Evolution of protein-protein interaction network
Although the sequencing of complete genomes allows a comprehensive view on the genetic material of an organism, it is challenging to take into account simultaneously the evolutionary history and the multiple interactions that make an organism. Pagel et al. [17] take a first step in this direction by studying the evolution of protein-protein interaction networks in fungi. The preferential attachment hypothesis (i.e. new proteins in a network tend to interact with proteins already having numerous interactions) is generally accepted to explain the scale free nature of interaction networks.

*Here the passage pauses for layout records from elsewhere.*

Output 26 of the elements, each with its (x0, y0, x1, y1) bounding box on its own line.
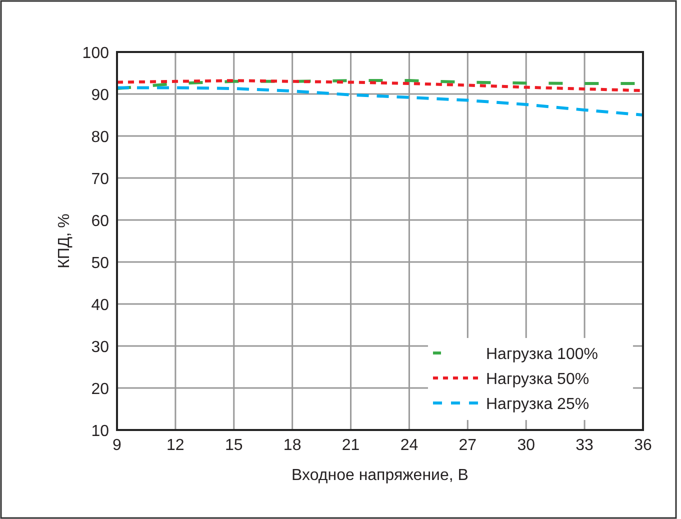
y-axis-title: КПД, % (56, 214, 73, 268)
y-tick-label: 90 (91, 87, 110, 104)
legend-label: Нагрузка 25% (486, 396, 590, 413)
y-tick-label: 20 (91, 381, 110, 398)
y-tick-label: 10 (91, 423, 110, 440)
x-tick-label: 15 (224, 437, 243, 454)
x-tick-label: 18 (283, 437, 302, 454)
x-tick-label: 27 (458, 437, 477, 454)
y-tick-label: 50 (91, 255, 110, 272)
line-series (116, 86, 644, 116)
x-tick-label: 12 (166, 437, 184, 454)
x-tick-label: 24 (400, 437, 418, 454)
x-tick-label: 21 (342, 437, 360, 454)
y-tick-label: 40 (91, 297, 110, 314)
y-tick-label: 80 (91, 129, 110, 146)
x-axis-title: Входное напряжение, В (292, 467, 468, 484)
x-tick-label: 36 (634, 437, 652, 454)
y-tick-label: 100 (82, 45, 110, 62)
y-tick-label: 70 (91, 171, 110, 188)
x-tick-label: 30 (517, 437, 536, 454)
y-tick-label: 30 (91, 339, 110, 356)
x-tick-label: 33 (576, 437, 594, 454)
y-tick-label: 60 (91, 213, 110, 230)
x-tick-label: 9 (112, 437, 122, 454)
legend-label: Нагрузка 50% (486, 371, 590, 388)
legend-label: Нагрузка 100% (486, 346, 598, 363)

However, Pagel et al. find no evidence in favour of this hypothesis and instead demonstrate that a simple model in which proteins differ in their propensity to form attachments explains well their data. Although the small size of the data set analyzed limits the conclusions of the study, the quality of the phylogenetic method will certainly set a standard for future works.
Perspectives
As can be seen by this collection of articles, phylogenomics is an extremely diverse and promising field. We emphasize that although the availability of larger and larger amounts of data promises an increased accuracy in phylogenomic analyses, it does not reduce the need for sophisticated and rigorous methods based on more accurate models of evolution. We hope that this meeting and this special issue will help researchers take advantage of both the genomic and phylogenetic approaches of phylogenomics and further enrich this domain by integrating new views. We are hoping to make this a regular gathering that will seed the synergy required for the field to achieve its full potential.